Humans are an aberrant host for heartworms. Basically, what this means
is that the microfilaria (baby heartworms) are transferred to humans and
they try to follow their normal lifecycle but can't, because they are in the
wrong host. This does not prevent them from succeeding in making it
partway through their lifecycle, though. So instead of winding up in the heart
and pulmonary arteries and living several years, as occurs in dogs, the
heartworms usually end up as cysts in the lungs. These cysts look
pretty much like lung cancer on an X-ray and a number of humans have had
surgery to remove the cyst and/or lung lobes as the result of the resemblance.

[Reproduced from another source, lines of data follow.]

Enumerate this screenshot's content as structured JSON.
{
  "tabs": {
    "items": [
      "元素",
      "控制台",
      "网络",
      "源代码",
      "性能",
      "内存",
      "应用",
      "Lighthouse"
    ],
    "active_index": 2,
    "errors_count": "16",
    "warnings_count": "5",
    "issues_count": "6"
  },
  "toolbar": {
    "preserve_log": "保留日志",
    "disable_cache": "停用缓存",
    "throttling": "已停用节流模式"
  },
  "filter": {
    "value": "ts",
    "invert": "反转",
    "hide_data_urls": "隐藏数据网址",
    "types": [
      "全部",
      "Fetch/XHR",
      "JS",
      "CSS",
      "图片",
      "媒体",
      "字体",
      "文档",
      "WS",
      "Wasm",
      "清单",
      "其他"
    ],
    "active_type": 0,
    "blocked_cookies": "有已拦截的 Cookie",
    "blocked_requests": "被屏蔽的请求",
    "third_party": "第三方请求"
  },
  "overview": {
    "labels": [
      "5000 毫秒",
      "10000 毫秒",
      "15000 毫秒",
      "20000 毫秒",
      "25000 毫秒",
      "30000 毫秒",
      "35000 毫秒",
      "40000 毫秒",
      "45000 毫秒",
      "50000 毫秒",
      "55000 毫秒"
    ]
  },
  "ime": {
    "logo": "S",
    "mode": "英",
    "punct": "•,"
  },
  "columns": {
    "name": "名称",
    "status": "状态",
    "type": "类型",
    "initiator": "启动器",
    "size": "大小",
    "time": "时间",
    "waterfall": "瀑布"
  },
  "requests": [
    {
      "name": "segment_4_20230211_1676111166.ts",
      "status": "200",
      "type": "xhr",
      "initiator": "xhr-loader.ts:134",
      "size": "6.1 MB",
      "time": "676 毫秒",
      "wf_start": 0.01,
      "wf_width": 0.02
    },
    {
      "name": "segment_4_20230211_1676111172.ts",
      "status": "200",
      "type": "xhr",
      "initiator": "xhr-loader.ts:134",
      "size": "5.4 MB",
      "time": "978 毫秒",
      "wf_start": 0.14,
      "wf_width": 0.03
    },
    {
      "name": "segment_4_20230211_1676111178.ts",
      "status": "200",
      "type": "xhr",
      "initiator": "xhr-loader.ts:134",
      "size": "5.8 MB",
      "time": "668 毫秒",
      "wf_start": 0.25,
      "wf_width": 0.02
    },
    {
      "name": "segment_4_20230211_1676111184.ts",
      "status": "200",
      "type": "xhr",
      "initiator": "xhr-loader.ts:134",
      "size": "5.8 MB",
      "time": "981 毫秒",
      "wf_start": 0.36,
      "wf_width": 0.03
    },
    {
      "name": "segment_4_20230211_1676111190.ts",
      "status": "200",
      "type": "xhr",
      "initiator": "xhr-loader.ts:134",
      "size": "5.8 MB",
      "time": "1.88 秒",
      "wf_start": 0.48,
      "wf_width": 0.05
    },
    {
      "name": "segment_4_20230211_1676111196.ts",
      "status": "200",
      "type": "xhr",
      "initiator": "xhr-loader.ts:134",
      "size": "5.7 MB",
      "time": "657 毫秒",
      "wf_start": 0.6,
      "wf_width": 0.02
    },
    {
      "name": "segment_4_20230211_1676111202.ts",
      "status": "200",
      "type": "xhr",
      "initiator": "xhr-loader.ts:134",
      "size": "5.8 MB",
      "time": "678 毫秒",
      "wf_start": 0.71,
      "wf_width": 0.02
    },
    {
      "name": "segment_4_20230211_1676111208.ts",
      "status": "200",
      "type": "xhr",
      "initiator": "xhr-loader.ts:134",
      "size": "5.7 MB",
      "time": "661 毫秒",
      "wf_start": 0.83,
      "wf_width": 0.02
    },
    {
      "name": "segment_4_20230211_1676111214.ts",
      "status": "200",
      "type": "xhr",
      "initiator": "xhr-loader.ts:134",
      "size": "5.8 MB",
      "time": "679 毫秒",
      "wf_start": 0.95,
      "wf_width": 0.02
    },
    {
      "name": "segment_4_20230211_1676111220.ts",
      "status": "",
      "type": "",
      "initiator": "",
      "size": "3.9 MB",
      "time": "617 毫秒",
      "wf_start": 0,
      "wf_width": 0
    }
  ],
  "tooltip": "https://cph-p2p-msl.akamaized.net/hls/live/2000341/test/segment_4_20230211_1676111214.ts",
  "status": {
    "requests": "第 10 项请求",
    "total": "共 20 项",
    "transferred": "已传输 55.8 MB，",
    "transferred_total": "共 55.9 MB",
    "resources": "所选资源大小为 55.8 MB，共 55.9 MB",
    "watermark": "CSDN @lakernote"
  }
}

In addition, on rare occasions, heartworms find another spot in the body
with oxygen levels and conditions that support their development and live
there for some time. In humans, a spot that has these conditions is the
interior of the eye. So heartworms are occasionally found inside the eye in
humans.
 
If I recall, it's less that the worm encysts so much as the worm causes inflammation and the body walls it off. I have never heard of heartworms in the eyes though I suppose it doesn't mean it doesn't happen. Any road, I'm not super worried about heartworm for myself either. Though it can cause problems. I wonder if the surgery to get the heartworm out causes more damage than the heartworm just hanging out does. Though if you see something like that on chest x-rays, they'd want to take it out. And the question arises as to why they need to do the x-rays in teh first place... hmmmm

If it were that big of a problem for humans, then we'd be seeing a lot of it. My understanding is that in some areas (e.g., along the gulf of mexico), any dog that's not on preventative will be infected in its lifetime (and my impression is that it's usually within a year or two). This says to me that lots of mosquitos are carrying it, and presumably those mosquitoes are biting humans, and if there isn't a super high incidence in gulf coast humans, then I probably don't have to worry much in the much less high incidence area I'm in.